Nikolai Medtner (1880-1951)
The Water Nymph Calls – The Complete Piano Music Volume 5
Three Fantasy-Improvisations, Op 2
Sonata in F minor, Op 5
Thomas Ang (piano)
rec. 2023/24, London
Reviewed as a MP3 download from a press preview
Private Release [50]
My best intentions to review the fourth volume of Thomas Ang’s emerging project to record all of the Medtner solo piano music proved ill founded as now I find myself reviewing the fifth volume with number 4 still sitting awaiting my attentions. I hope to remedy matters with regard to Vol.4 forthwith.
In the meantime, the aptly named The Water Nymph Calls plunges us into the romantic world of the composer’s youth. Medtner can be a tricky composer to get to grips with lacking in ways a distinctive hook to reel in the listener and I would suggest that the virtuosity on display in this pair of works combined with the riper sound world of fin de siècle high Romanticism may be a good place for the novice to start.
As a project recorded by the pianist himself, the slight hardness to the piano sound noted in previous volumes is more of an issue in this more lush repertoire. It must though be said that whilst the piano sound can’t compared with the very best emerging from the Teldex Studios in Berlin, it is not in any way intrusive or distracting.
Unsurprisingly, Ang has not become some sort of swooning matinee idol of a pianist in response to the slightly looser rein on the music the young Medtner displays in these works. Ang’s approach is very much that the child is the father of the man. In the big canvas of the sonata, Ang makes clearly audible the composer Medtner will become, already concerned with the development of motifs and building his works in carefully considered structures.

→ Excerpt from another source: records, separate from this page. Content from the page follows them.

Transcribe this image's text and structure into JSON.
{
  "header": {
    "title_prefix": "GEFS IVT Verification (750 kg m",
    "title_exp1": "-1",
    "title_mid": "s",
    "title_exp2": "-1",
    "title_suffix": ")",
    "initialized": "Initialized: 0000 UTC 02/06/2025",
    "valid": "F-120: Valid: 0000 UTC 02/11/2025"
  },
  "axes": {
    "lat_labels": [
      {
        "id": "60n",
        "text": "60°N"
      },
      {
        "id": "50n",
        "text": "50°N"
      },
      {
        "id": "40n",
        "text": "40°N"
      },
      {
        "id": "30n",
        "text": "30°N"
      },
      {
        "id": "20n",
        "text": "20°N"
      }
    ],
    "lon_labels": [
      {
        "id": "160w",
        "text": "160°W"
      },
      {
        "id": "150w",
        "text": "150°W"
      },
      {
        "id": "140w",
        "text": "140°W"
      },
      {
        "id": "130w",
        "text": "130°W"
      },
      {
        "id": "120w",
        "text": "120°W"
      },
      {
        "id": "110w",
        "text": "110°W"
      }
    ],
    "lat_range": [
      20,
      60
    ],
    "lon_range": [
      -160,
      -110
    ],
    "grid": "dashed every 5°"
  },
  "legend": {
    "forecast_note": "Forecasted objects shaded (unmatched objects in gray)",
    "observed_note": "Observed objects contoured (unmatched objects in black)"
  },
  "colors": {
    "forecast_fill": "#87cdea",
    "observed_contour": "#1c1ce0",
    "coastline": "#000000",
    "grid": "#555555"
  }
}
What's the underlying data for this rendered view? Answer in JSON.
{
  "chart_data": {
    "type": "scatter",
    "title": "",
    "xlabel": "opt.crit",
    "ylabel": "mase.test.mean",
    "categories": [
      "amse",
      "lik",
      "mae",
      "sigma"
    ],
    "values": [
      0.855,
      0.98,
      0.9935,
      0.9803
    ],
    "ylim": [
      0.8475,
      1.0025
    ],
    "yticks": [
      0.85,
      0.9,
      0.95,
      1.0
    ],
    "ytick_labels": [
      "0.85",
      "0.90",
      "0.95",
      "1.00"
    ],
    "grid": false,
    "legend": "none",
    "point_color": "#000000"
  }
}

More than that, Ang continues at what, again and again, he has proved best at and that is evoking the paradox of a composer who combines the most extroverted of art forms (Russian romantic piano music) with a poetic, introverted personality. The virtuosity even in these early works is almost taken for granted and wholly yoked to the service of Medtner’s inward inspirations. There is definitely a case for a more robust handling of the Op5 sonata but Ang sticks to his guns and he is amply vindicated. There is a wistful, almost distracted dreaminess to the best of Medtner’s music that lurks somewhere behind the sheaves of notes. Capture that quality and his music lives and breathes. Miss it and no amount of pyrotechnics will save the performance. Ang seems as intoxicated by this rare delicate quality as I the listener was by his playing of it. No matter the work, Ang hunts it out.
As fine an example of this approach as I can think of is his quiet, still manner in the Largo of the sonata. Broad, unhurried strokes and a refusal to grandstand the climaxes give the movement a hushed grandeur. The greatness of this music is as much in the asides as the bold declamations.
As in previous volumes, Ang is not lacking in fantasy and playfulness. It would be easy to mistake Medtner’s introversion for an excessive earnestness. The same point could be made about Ang’s playing. If you want something more showy, go elsewhere but if you want Medtner go to Ang. The games Medtner plays in his Op2 are technique challenging but they are subtle willow o’ the wisps. Grab hold too tightly and like the water nymphs that give this volume its title, all you will be left with is an armful of water. Ang coaxes and teases and this particular nymph really does come out to play. There is brilliance aplenty but it is the kaleidoscopic spectrum of colours that dazzles most.
Another splendid addition to a project that simply demands to be heard. Now I just need to sit down and make amends for overlooking Volume 4!